Router Configuration
The router is configured with YAML plus environment-loaded secrets. Keep provider credentials in the deployment environment, a secret manager, or a protected runtime env.json; the checked-in env.example.json is only a shape template.
config.example.yaml is the shipped reference config and the source of truth for example field values. The examples in this section are partial subsets unless a code block is explicitly titled config.example.yaml.
Model group names are deployment-defined. Names such as default, fast, small, medium, high, big-coder, or vision may appear in reference examples because a sample or hosted deployment uses them; the product does not require those names.
For admin authentication, admin authorization, and PII filtering, see the canonical Security And Governance pages: Admin Authentication, Admin Authorization, and PII Filtering.

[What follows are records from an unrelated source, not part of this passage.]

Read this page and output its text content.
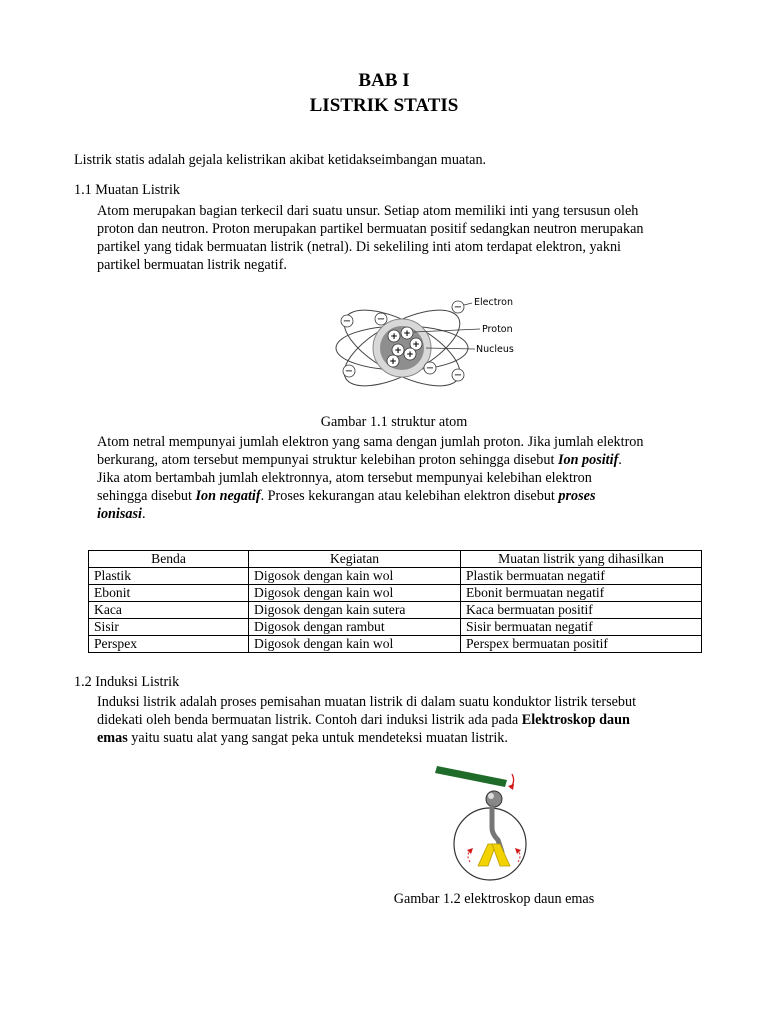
BAB I
LISTRIK STATIS
Listrik statis adalah gejala kelistrikan akibat ketidakseimbangan muatan.
1.1 Muatan Listrik
Atom merupakan bagian terkecil dari suatu unsur. Setiap atom memiliki inti yang tersusun oleh
proton dan neutron. Proton merupakan partikel bermuatan positif sedangkan neutron merupakan
partikel yang tidak bermuatan listrik (netral). Di sekeliling inti atom terdapat elektron, yakni
partikel bermuatan listrik negatif.
+ +
+
+ +
+
−	−
−
−	−
−
Electron
Proton
Nucleus
Gambar 1.1 struktur atom
Atom netral mempunyai jumlah elektron yang sama dengan jumlah proton. Jika jumlah elektron
berkurang, atom tersebut mempunyai struktur kelebihan proton sehingga disebut Ion positif.
Jika atom bertambah jumlah elektronnya, atom tersebut mempunyai kelebihan elektron
sehingga disebut Ion negatif. Proses kekurangan atau kelebihan elektron disebut proses
ionisasi.
Benda	Kegiatan	Muatan listrik yang dihasilkan
Plastik	Digosok dengan kain wol	Plastik bermuatan negatif
Ebonit	Digosok dengan kain wol	Ebonit bermuatan negatif
Kaca	Digosok dengan kain sutera	Kaca bermuatan positif
Sisir	Digosok dengan rambut	Sisir bermuatan negatif
Perspex	Digosok dengan kain wol	Perspex bermuatan positif
1.2 Induksi Listrik
Induksi listrik adalah proses pemisahan muatan listrik di dalam suatu konduktor listrik tersebut
didekati oleh benda bermuatan listrik. Contoh dari induksi listrik ada pada Elektroskop daun
emas yaitu suatu alat yang sangat peka untuk mendeteksi muatan listrik.
Gambar 1.2 elektroskop daun emas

Metrum can help design a production routing policy. Contact contact@metrum.ai.
File Layout
The top-level config shape is:
server: listener, default model group, cache, logging, usage persistence, license enforcement, decision telemetry, upstream timeouts, diagnostics, traffic shaping, admin auth, content capture, retention, and admin reports.state_path: local router state path.providers: upstream provider skins, credentials, model catalog metadata, capability metadata, pricing metadata, and shared provider traffic shaping.models: deployment-defined caller-facing model groups and target selection strategy.users: explicit user or service-account records.projects: explicit project records.project_memberships: user-to-project role/status bindings.callers: bearer-token subjects, owner/project binding, allowed model groups, metrics/content roles, rate limits, quotas, and caller traffic shaping.
Module References
Use these pages as the canonical homes for each configuration area:
| Topic | Canonical page |
|---|---|
| License enforcement | License |
| Provider skins, model catalog metadata, modalities, tools, pricing fields | Provider Catalog |
| Shared provider/model/target capacity controls | Provider Traffic Shaping |
| Model groups and weighted routing | Model Groups |
Caller tokens, users, projects, memberships, allow lists, /v1/models visibility | Caller Tokens |
| Caller burst smoothing and bounded queueing | Caller Traffic Shaping |
| Cache, usage DB, decision telemetry, diagnostics, content capture, retention | Cache And Usage Store |
| Model-group quality contracts | Model Group Contracts |
| Reasoning eligibility | Reasoning Routing |
| Dynamic-score routing | Dynamic Score Routing |
| TypeScript routing | TypeScript Routing |
| External policy services | External Routing Policy |
| Self-hosted OpenAI-compatible upstreams | Self-Hosted Upstreams |
| Image/VLM routing | Image Analysis And VLM Routing |
Operational Notes
Change config with structured YAML tooling, validate the result, run the router test suite or the relevant smoke tests, and keep public docs plus operator runbooks in sync when behavior changes. For a strategy-by-strategy ownership guide that ties caller access, group-local routing, validation, policy services, and rollback evidence together, see Customer-Controlled Routing.